Het Gerechtshof ’s-Hertogenbosch heeft op 14 november 2019 een
uitspraak gedaan over het gebruik van een verborgen camera door een werkgever. Los
van de contouren van het rechtmatig gebruik van een dergelijke camera, is deze
uitspraak om nog een andere reden lezenswaardig.
Het Gerechtshof was nl. van mening dat het gebruik van verborgen
camera’s op de werkvloer in het algemeen niet is toegestaan. Privacy is immers
een groot goed.

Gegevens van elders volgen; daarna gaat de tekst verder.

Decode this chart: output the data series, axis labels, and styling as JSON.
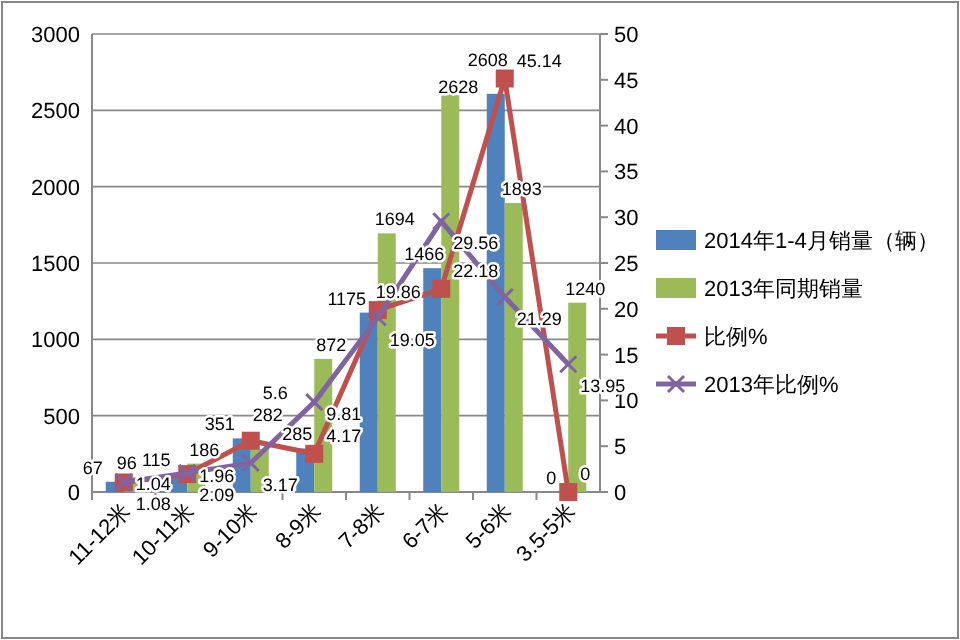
{
  "chart_data": {
    "type": "bar",
    "categories": [
      "11-12米",
      "10-11米",
      "9-10米",
      "8-9米",
      "7-8米",
      "6-7米",
      "5-6米",
      "3.5-5米"
    ],
    "series": [
      {
        "name": "2014年1-4月销量（辆）",
        "color": "#4f81bd",
        "values": [
          67,
          115,
          351,
          285,
          1175,
          1466,
          2608,
          0
        ]
      },
      {
        "name": "2013年同期销量",
        "color": "#9bbb59",
        "values": [
          96,
          186,
          282,
          872,
          1694,
          2628,
          1893,
          1240
        ]
      },
      {
        "name": "比例%",
        "type": "line",
        "axis": "y2",
        "color": "#c0504d",
        "marker": "square",
        "values": [
          1.04,
          1.96,
          5.6,
          4.17,
          19.86,
          22.18,
          45.14,
          0
        ]
      },
      {
        "name": "2013年比例%",
        "type": "line",
        "axis": "y2",
        "color": "#8064a2",
        "marker": "cross",
        "values": [
          1.08,
          2.09,
          3.17,
          9.81,
          19.05,
          29.56,
          21.29,
          13.95
        ]
      }
    ],
    "ylim": [
      0,
      3000
    ],
    "yticks": [
      0,
      500,
      1000,
      1500,
      2000,
      2500,
      3000
    ],
    "y2lim": [
      0,
      50
    ],
    "y2ticks": [
      0,
      5,
      10,
      15,
      20,
      25,
      30,
      35,
      40,
      45,
      50
    ],
    "grid": "y",
    "legend": "right",
    "data_labels": true
  }
}
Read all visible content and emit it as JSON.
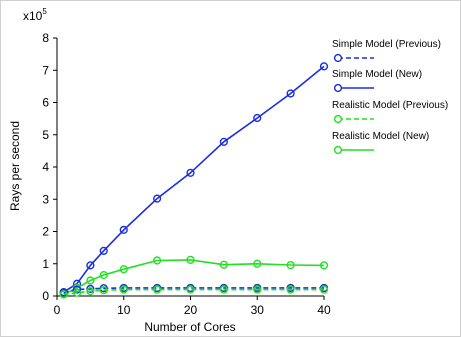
{
  "chart_data": {
    "type": "line",
    "xlabel": "Number of Cores",
    "ylabel": "Rays per second",
    "y_multiplier_label": "x10",
    "y_multiplier_exponent": "5",
    "xlim": [
      0,
      40
    ],
    "ylim": [
      0,
      8
    ],
    "x_ticks": [
      "0",
      "10",
      "20",
      "30",
      "40"
    ],
    "y_ticks": [
      "0",
      "1",
      "2",
      "3",
      "4",
      "5",
      "6",
      "7",
      "8"
    ],
    "grid": false,
    "legend_position": "right",
    "series": [
      {
        "name": "Simple Model (Previous)",
        "color": "#1a2ee0",
        "dashed": true,
        "x": [
          1,
          3,
          5,
          7,
          10,
          15,
          20,
          25,
          30,
          35,
          40
        ],
        "y": [
          0.1,
          0.2,
          0.22,
          0.24,
          0.25,
          0.25,
          0.25,
          0.25,
          0.25,
          0.25,
          0.25
        ]
      },
      {
        "name": "Simple Model (New)",
        "color": "#1a2ee0",
        "dashed": false,
        "x": [
          1,
          3,
          5,
          7,
          10,
          15,
          20,
          25,
          30,
          35,
          40
        ],
        "y": [
          0.12,
          0.38,
          0.95,
          1.4,
          2.05,
          3.02,
          3.82,
          4.78,
          5.52,
          6.28,
          7.12
        ]
      },
      {
        "name": "Realistic Model (Previous)",
        "color": "#22e022",
        "dashed": true,
        "x": [
          1,
          3,
          5,
          7,
          10,
          15,
          20,
          25,
          30,
          35,
          40
        ],
        "y": [
          0.05,
          0.1,
          0.15,
          0.18,
          0.2,
          0.2,
          0.2,
          0.2,
          0.2,
          0.2,
          0.2
        ]
      },
      {
        "name": "Realistic Model (New)",
        "color": "#22e022",
        "dashed": false,
        "x": [
          1,
          3,
          5,
          7,
          10,
          15,
          20,
          25,
          30,
          35,
          40
        ],
        "y": [
          0.05,
          0.25,
          0.48,
          0.65,
          0.83,
          1.1,
          1.12,
          0.97,
          1.0,
          0.96,
          0.95
        ]
      }
    ]
  }
}
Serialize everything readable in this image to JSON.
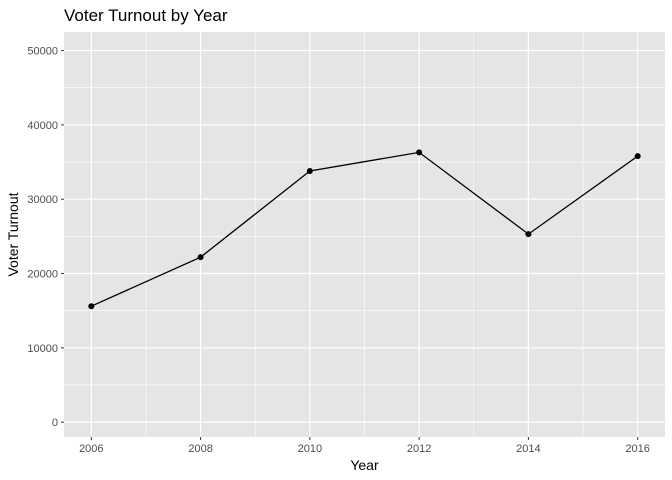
{
  "chart_data": {
    "type": "line",
    "title": "Voter Turnout by Year",
    "xlabel": "Year",
    "ylabel": "Voter Turnout",
    "x": [
      2006,
      2008,
      2010,
      2012,
      2014,
      2016
    ],
    "y": [
      15600,
      22200,
      33800,
      36300,
      25300,
      35800
    ],
    "xlim": [
      2005.5,
      2016.5
    ],
    "ylim": [
      -2000,
      52500
    ],
    "xticks": [
      2006,
      2008,
      2010,
      2012,
      2014,
      2016
    ],
    "xtick_labels": [
      "2006",
      "2008",
      "2010",
      "2012",
      "2014",
      "2016"
    ],
    "yticks": [
      0,
      10000,
      20000,
      30000,
      40000,
      50000
    ],
    "ytick_labels": [
      "0",
      "10000",
      "20000",
      "30000",
      "40000",
      "50000"
    ],
    "grid": true,
    "legend": "none",
    "colors": {
      "panel": "#e5e5e5",
      "grid": "#ffffff",
      "line": "#000000",
      "point": "#000000"
    }
  }
}
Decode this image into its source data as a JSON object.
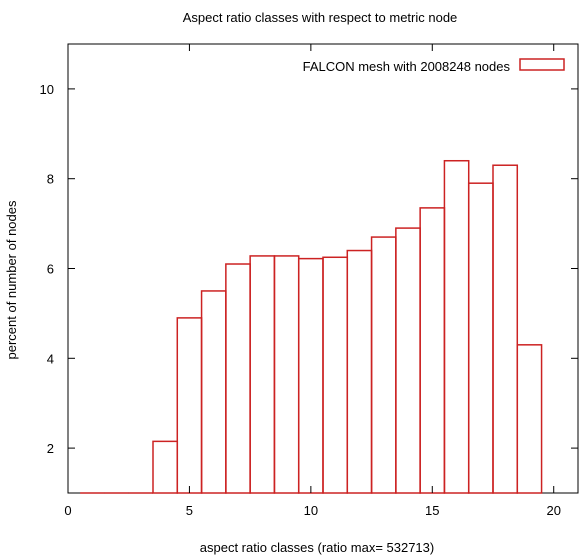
{
  "chart_data": {
    "type": "bar",
    "title": "Aspect ratio classes with respect to metric node",
    "xlabel": "aspect ratio classes (ratio max= 532713)",
    "ylabel": "percent of number of nodes",
    "xlim": [
      0,
      21
    ],
    "ylim": [
      1,
      11
    ],
    "xticks": [
      "0",
      "5",
      "10",
      "15",
      "20"
    ],
    "yticks": [
      "2",
      "4",
      "6",
      "8",
      "10"
    ],
    "grid": false,
    "legend_position": "top-right",
    "bar_color": "#cc2222",
    "categories": [
      1,
      2,
      3,
      4,
      5,
      6,
      7,
      8,
      9,
      10,
      11,
      12,
      13,
      14,
      15,
      16,
      17,
      18,
      19
    ],
    "series": [
      {
        "name": "FALCON mesh with 2008248 nodes",
        "values": [
          0,
          0,
          0,
          2.15,
          4.9,
          5.5,
          6.1,
          6.28,
          6.28,
          6.22,
          6.25,
          6.4,
          6.7,
          6.9,
          7.35,
          8.4,
          7.9,
          8.3,
          4.3
        ]
      }
    ]
  }
}
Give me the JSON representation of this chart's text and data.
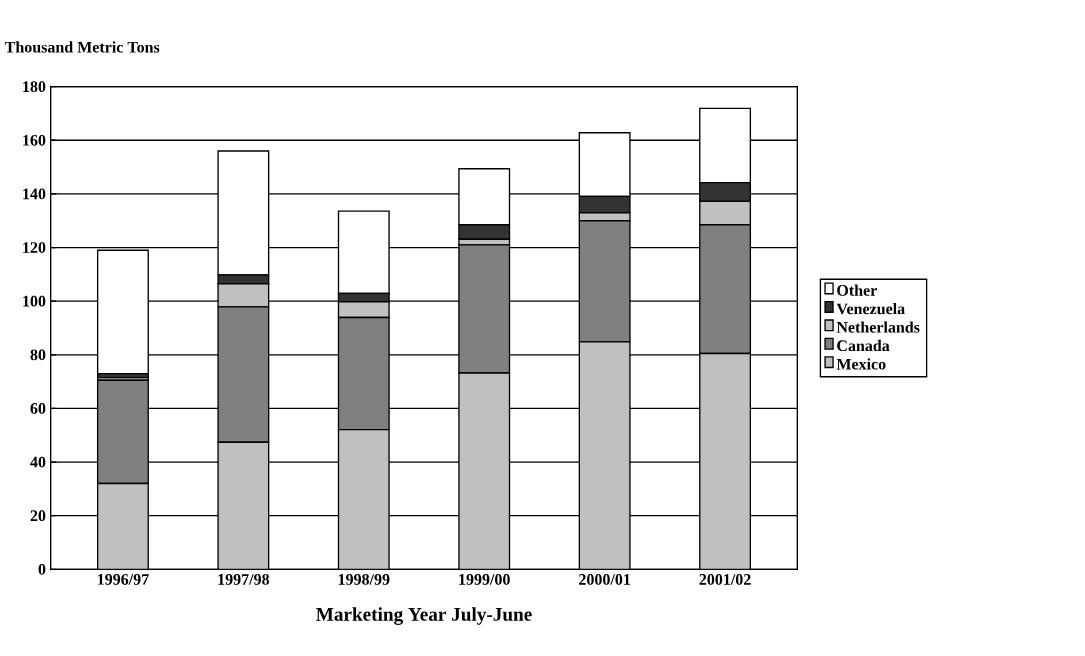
{
  "chart_data": {
    "type": "bar",
    "stacked": true,
    "ylabel": "Thousand Metric Tons",
    "xlabel": "Marketing Year July-June",
    "categories": [
      "1996/97",
      "1997/98",
      "1998/99",
      "1999/00",
      "2000/01",
      "2001/02"
    ],
    "series": [
      {
        "name": "Mexico",
        "color": "#c0c0c0",
        "values": [
          32,
          47.4,
          52.1,
          73.2,
          84.8,
          80.5
        ]
      },
      {
        "name": "Canada",
        "color": "#808080",
        "values": [
          38.5,
          50.5,
          41.8,
          47.8,
          45.2,
          48
        ]
      },
      {
        "name": "Netherlands",
        "color": "#c0c0c0",
        "values": [
          1,
          8.6,
          5.9,
          2.1,
          2.9,
          8.7
        ]
      },
      {
        "name": "Venezuela",
        "color": "#333333",
        "values": [
          1.5,
          3.3,
          3.1,
          5.4,
          6.2,
          7
        ]
      },
      {
        "name": "Other",
        "color": "#ffffff",
        "values": [
          46,
          46.2,
          30.7,
          20.9,
          23.7,
          27.7
        ]
      }
    ],
    "ylim": [
      0,
      180
    ],
    "yticks": [
      0,
      20,
      40,
      60,
      80,
      100,
      120,
      140,
      160,
      180
    ],
    "grid": "y",
    "legend": "right"
  }
}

Indien echter sprake is van een serieuze verdenking van een
strafbaar feit, hetgeen in deze zaak (ECLI:NL:GHSHE:2019:4092) het geval was,
is het gebruik van een verborgen camera onder voorwaarden toegestaan. Het
Gerechtshof plaatst echter nog een opmerking ‘in de zijlijn’. Het Gerechtshof
overweegt namelijk:
“Afgezien van
het voorgaande overweegt het hof nog dat niet als algemene regel geldt dat de
rechter geen acht mag slaan op onrechtmatig verkregen bewijsmateriaal. In
beginsel wegen het algemene maatschappelijke belang dat de waarheid aan het
licht komt, alsmede het belang dat partijen erbij hebben hun stellingen in
rechte aannemelijk te kunnen maken, zwaarder dan het belang van uitsluiting van
bewijs. Slechts indien sprake is van bijkomende omstandigheden, is uitsluiting
van dat bewijs gerechtvaardigd (zie HR 18 april 2014, ECLI:NL:HR:2014:942).”
Deze regel is ook buiten arbeidsrechtzaken de maatstaf voor het al dan
niet in de beoordeling ‘meenemen’ door een rechter van onrechtmatig verkregen
bewijs in civiele zaken.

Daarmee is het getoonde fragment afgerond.